Combinatorial Optimization: New Approaches and Proofs of Conjectures

Chandra Nair, Microsoft

The area of optimization seeks, broadly, to minimize a cost function subject to constraints on the solution set. More concretely, it also concerns the design of efficient algorithms for finding optimal or near-optimal solutions. Over the past few years new approaches from Spin Glass Theory, a branch of statistical physics, have been used to propose solutions and efficient algorithms for hard optimization problems in Electrical Engineering and Computer Science.

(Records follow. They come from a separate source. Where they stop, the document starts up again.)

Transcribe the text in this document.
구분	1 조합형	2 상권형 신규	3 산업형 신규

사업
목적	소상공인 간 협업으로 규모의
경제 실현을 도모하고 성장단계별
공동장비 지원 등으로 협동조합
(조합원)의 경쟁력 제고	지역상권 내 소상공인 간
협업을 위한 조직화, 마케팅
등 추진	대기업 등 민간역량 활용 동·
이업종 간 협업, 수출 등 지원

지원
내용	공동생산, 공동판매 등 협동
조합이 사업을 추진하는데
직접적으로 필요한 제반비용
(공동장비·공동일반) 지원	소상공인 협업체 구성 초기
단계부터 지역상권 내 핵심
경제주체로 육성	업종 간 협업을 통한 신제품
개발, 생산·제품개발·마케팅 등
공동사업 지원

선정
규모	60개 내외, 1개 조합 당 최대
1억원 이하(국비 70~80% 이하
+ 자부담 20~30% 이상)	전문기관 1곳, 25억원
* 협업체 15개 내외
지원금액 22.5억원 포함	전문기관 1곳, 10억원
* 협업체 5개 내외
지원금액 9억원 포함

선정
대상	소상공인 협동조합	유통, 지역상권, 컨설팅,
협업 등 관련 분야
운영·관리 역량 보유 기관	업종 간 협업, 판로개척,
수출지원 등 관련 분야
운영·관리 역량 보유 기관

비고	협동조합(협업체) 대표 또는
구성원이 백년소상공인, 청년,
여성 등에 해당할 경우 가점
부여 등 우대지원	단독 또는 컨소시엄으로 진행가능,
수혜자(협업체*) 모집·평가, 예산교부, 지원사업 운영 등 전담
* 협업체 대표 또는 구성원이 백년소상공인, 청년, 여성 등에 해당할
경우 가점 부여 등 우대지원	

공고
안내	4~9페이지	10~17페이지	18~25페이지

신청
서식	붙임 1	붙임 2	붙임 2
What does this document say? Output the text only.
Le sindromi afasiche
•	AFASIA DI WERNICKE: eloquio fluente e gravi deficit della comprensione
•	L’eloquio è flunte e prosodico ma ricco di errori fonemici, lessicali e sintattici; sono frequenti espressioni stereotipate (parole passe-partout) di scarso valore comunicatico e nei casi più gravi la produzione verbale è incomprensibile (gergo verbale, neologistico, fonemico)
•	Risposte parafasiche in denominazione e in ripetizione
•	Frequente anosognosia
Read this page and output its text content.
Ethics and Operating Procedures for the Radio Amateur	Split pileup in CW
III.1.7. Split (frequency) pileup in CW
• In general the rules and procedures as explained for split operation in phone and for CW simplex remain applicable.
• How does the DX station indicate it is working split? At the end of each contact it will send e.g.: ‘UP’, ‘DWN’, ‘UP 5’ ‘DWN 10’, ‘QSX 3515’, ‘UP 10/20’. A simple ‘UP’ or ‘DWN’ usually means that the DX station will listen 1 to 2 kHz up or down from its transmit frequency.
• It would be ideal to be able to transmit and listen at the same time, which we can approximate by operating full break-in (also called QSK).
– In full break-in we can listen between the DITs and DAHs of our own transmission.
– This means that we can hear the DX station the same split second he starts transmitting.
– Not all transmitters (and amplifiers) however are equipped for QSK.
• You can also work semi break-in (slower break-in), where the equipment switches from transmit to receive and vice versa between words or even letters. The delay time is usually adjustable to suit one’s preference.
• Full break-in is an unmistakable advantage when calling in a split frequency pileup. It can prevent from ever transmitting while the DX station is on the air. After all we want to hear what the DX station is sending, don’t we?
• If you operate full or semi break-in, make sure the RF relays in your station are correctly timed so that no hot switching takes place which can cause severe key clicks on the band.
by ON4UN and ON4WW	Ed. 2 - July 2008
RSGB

This talk will overview this interplay and focus on two examples: (i) The Random Assignment Problem (RAP), which arises in a variety of practical scenarios; notably in crossbar switch scheduling. (ii) The Number Partitioning Problem (NPP), which models load balancing and multiprocessor scheduling. I will trace the history of these problems and state some conjectures regarding the cost and the structure of the optimal solutions obtained by the powerful (but non-rigorous) methods of physics. I will then sketch our resolution of the Parisi and Coppersmith-Sorkin Conjectures for the RAP, and of the local Random Energy Model(REM) Conjecture for the NPP. Finally, I will explain how the methods of physics have yielded remarkably efficient algorithms for image reconstruction, constraint satisfaction, and other problems.